Without the availability of capital at competitive rates, it will be very hard
to test progress on any other issues." The committee made scads of recommendations,
and singled out four methods of reducing the cost of capital. The most powerful
was to allow chip makers to write off their equipment more rapidly for tax purposes,
over three years instead of five. In the words of the committee, that "would
increase the annual rate of capital investment in the U.S. semiconductor industry
by $450 million annually, or 11 percent. The cost to the U.S. Treasury, from lost
tax receipts, would be approximately $180 million. No other single recommendation
would do as much to create capital investment in the U.S. semiconductor industry."

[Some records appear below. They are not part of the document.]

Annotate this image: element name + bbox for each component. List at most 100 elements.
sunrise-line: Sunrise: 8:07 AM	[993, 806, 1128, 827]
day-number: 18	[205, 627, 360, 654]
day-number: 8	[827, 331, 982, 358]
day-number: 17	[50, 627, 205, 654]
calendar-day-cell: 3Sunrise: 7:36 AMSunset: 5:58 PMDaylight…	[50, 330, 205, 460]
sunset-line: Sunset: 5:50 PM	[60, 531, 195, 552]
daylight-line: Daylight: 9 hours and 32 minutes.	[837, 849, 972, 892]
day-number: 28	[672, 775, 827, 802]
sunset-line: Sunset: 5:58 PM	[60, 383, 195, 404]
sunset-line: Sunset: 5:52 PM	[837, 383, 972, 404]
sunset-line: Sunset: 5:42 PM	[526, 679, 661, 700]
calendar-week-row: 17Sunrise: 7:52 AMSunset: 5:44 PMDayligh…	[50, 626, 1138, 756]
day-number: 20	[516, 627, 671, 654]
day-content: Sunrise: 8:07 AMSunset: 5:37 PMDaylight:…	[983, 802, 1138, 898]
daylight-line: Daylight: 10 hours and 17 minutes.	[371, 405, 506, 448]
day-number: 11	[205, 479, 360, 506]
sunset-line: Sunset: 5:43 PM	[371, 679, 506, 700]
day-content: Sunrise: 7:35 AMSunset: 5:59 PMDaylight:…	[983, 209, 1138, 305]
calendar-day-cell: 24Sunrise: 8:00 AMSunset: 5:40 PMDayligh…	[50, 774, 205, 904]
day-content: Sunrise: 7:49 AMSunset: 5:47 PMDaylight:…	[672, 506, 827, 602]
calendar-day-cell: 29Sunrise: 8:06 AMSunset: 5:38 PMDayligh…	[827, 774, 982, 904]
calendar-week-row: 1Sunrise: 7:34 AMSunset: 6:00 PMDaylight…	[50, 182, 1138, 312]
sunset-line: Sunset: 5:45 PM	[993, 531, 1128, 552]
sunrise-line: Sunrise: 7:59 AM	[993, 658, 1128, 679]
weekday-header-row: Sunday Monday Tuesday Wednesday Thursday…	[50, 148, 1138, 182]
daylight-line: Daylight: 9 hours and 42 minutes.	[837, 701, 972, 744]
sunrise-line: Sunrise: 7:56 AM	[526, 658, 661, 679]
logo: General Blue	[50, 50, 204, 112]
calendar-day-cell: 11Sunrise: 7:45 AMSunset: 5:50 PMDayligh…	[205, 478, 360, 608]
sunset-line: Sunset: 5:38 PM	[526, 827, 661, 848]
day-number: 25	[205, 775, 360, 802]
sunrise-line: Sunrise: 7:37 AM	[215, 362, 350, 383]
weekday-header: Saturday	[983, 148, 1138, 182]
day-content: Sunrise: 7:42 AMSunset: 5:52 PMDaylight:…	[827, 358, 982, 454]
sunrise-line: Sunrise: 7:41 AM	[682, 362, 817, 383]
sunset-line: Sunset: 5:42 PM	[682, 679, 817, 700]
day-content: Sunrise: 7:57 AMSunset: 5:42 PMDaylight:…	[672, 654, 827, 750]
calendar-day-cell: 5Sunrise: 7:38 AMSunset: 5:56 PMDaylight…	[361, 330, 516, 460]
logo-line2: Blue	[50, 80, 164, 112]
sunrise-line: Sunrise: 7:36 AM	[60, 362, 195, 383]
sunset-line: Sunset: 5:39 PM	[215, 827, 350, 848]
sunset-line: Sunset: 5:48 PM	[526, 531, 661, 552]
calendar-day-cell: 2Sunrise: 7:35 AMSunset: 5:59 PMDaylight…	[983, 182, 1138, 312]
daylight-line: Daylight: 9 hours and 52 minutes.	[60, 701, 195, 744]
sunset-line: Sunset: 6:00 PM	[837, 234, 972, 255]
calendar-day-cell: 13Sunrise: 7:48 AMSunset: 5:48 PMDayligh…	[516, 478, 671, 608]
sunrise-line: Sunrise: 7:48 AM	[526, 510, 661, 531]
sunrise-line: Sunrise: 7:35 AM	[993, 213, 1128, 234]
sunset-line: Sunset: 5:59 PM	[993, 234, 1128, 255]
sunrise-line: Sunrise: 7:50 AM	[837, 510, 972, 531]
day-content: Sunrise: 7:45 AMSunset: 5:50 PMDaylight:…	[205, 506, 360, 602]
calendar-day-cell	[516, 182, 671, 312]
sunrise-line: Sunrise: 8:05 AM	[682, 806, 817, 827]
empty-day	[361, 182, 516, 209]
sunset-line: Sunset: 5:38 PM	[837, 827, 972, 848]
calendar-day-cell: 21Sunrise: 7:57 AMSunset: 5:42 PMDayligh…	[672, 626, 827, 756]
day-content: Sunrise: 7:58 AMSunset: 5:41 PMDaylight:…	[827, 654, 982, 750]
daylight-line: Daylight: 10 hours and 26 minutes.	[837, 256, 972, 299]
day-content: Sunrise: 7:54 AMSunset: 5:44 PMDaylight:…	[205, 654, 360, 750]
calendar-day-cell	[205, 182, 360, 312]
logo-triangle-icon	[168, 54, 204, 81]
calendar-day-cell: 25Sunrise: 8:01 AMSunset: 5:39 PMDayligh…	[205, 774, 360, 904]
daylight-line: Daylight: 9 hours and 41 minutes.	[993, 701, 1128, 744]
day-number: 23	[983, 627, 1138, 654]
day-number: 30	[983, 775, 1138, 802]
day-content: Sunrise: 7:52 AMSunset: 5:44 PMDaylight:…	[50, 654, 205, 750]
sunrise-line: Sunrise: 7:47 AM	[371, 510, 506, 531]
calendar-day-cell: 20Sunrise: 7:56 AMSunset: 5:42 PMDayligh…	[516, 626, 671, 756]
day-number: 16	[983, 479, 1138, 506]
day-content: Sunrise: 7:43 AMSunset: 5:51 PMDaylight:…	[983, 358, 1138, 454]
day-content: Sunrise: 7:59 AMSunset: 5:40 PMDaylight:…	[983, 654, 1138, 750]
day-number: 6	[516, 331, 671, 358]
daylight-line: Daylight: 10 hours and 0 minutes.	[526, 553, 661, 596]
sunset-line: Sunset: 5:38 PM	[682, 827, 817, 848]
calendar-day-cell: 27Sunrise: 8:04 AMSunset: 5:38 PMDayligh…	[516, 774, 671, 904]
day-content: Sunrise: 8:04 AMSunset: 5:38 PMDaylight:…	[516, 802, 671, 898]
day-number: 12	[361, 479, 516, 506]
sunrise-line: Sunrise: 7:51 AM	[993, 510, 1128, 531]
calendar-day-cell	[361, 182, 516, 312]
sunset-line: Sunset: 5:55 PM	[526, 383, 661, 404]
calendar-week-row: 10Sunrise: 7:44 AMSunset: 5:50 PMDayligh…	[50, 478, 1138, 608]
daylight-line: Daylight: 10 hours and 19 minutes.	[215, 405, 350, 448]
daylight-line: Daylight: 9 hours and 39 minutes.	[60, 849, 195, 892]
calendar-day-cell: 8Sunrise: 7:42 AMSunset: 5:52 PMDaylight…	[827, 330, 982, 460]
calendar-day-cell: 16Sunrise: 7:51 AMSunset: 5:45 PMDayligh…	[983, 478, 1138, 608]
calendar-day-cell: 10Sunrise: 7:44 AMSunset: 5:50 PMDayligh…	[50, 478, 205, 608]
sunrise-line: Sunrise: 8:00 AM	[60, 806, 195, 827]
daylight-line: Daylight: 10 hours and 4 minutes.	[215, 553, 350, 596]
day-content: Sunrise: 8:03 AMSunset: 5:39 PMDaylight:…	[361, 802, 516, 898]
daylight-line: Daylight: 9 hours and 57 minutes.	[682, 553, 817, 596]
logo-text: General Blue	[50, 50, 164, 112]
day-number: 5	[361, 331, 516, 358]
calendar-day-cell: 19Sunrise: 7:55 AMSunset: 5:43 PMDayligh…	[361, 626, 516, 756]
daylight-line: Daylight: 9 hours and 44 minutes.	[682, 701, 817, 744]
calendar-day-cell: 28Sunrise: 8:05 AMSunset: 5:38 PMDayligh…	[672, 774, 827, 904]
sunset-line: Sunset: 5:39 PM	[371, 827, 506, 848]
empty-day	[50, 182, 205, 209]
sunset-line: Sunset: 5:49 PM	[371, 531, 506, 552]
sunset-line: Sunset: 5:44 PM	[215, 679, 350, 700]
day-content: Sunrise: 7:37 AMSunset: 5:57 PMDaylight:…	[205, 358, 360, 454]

Three other ideas were highlighted to raise investment in the chip industry:
- Making permanent the existing tax credit for research and development.
- Increasing tax incentives for personal savings.
- Cutting capital-gains taxes.
I have my quibbles with this short list -- I'm not a big fan of the last two
ideas and I'd focus on a reduced federal deficit as a way of getting more investment
capital to industry -- but those qualms are a different subject. Here, my point
is that the semiconductor industry often seems more focused on getting the license
number of the truck that hit it (hint: it's spelled "JAPAN"), than on
policies that could provide an infusion of investment capital.
Another important step for the U.S. semiconductor industry is to encourage
federal support of R&D: through companies, universities and consortia like
Sematech, which focuses on semiconductor manufacturing. One recent suggestion
is for the U.S. government to set a goal of creating the equivalent of a mainframe
computer on a single chip by the year 2000, which implies a chip roughly 250 times
as powerful as today's most advanced technology.
The U.S. semiconductor industry needs to recognize its strengths and play to
them. An article in the May 6 issue of Fortune magazine noted that semiconductors
can be divided into two main categories: memory and "design-rich."
In the memory part of the market, where the semiconductors are similar enough
to each other that they are sometimes called "commodity chips," Japan
accounts for 62 percent of world sales, while U.S. chip makers have 23 percent.
But in the design-rich part of the semiconductor market, where the products are
often customized and complex, the U.S. manufacturers hold 48 percent of the world
market, while Japan holds 43 percent. And the U.S. lead in the design-rich area
The worldwide market for memory chips declined by 17 percent last year, according
to Fortune, while the market for design- rich chips increased by 15 percent. As
a result, U.S. chip makers increased their share of the world market last year,
after a decade of decline.
The importance of design-rich chips means that general knowledge about chip
manufacturing is no longer enough; instead, there is a need to identify particular
chips for particular uses. The committee has identified three emerging and wide-open
markets for semiconductors in the next decade: intelligent vehicle and highway
systems, for smarter cars and roads; advanced display systems, for crisper computer
screens and televisions; broadband communications, for transmitting sound, data,
fax and video.
U.S. policies that affect capital availability, research and development, education,
and other key parameters of competitiveness will determine whether these are the
U.S. or the Japanese and German industries of tomorrow.
There's no issue like Japanese competition to rile up semiconductor executives,
who sometimes argue as if all their problems were born in Japan. The harsh reality
of Japanese competition is beyond question.
But the most productive public policies for the industry will not be found
in trade negotiations over the openness of the Japanese market, but rather in
steps that have their main effect right here at home.